I'm definitely interested in messing around with this. I have an absurdly small 'factory', so space is always at a premium. A winnower that could fit under a table would be incredibly useful for me.
* I use a Champion juicer for cracking and have been pretty happy with the size consistency of the nibs that it produces. But the problem could also be solved as you say with post-cracking classification by size.
The purpose of this group - DIY - is to encourage all sorts of experimentation on small equipment for the craft chocolate workshop. If you think you can rustle up something built from multiple dust deputies then you have a solution that other people will want to at least look at. So posting drawings (don't need to be plans), as well as photos and videos is always encouraged.
This above is an image from the Oneida web site showing two dust deputies plumbed in series. If you had valves to tune the air flow in the right places (as you start to outline above) then I think this is eminently do-able.
I encourage you to start a separate discussion to present your experimentation and link to it from this discussion.
One of the things that I'd like to see is working to create a large feed hopper for whatever winnower solution is adopted. That feed hopper could sit above the cracker and/or above the winnower.
One vessel I have been looking at for the feeder is 5 gallon water bottles. I'd cut the bottom off (and invert for use) as well as play with cutting the neck to widen the feed opening. 5 gallons is about 15-20kg of beans (whole / cracked). Water bottles are also cheap and, importantly, food safe. The other reason to go with a 5 gallon water bottle is that the dust deputies sit on 5 gallon buckets, so everything is sized appropriately.

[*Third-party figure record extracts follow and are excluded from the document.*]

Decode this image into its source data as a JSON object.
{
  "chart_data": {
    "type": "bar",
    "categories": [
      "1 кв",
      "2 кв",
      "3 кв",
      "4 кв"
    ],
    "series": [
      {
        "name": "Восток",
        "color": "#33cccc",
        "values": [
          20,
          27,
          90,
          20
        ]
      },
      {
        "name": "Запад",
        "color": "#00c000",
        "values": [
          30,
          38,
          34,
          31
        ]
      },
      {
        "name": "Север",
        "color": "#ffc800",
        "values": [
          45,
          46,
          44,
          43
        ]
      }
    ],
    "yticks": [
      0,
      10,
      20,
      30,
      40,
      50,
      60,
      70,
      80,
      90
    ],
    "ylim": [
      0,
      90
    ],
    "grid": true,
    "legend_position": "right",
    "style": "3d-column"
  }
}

I tried a test model with that design Clay out of water bottles...I didnt have the airflow right so the husk went with into the vac and the 2 DD winnower the nibs twice.
At the moment I'm using this model http://www.saveseeds.org/tools/tool_winnower_electric.html and has worked well. I have a motor controller to control the air flow too. My biggest problems are... the Vac fills up too fast.
My Crankandstein Cocoa Mill isn't breaking the beans up small enough. I'm hoping to try out some new beer mills this week to see if I can get a better crack on my beans with out having to spend 1000nz on a Champion juicer.
This is the first winnower I ever built. There is a blog post and photos about it here on TheChocolateLife.
Based on all my experience using this PVC pipe device (with the pre-classifier method that Ben and I discuss elsewhere in this thread), I firmly believe that the zig-zag winnower is an overall better technique. In part because the process of air mixing, turbulence, and separation is visible.
This makes tuning a whole lot easier to understand.
Plus, I learned that whenever I am using a vacuum (e.g., a shop vac) some sort of vortex dust collector is a requirement to keep the vacuum from getting clogged.
I have been using the Champion for cracking but I am not so pleased. The major issue is the husk pieces can be quite large which then fall into the nibs. If I increase the vacuum then too many nibs are lost. I am considering adding a coarse screen to the exit of the Champion to catch the large pieces and then re-process those large pieces.
I have another bag of beans arriving this week so I will try this and report back.
Some beans crack & winnow better than others. For the others, I use this 1/4" gold sifting pan:
I put it on the bucket that the winnower feeds into to catch too-big pieces. It works great.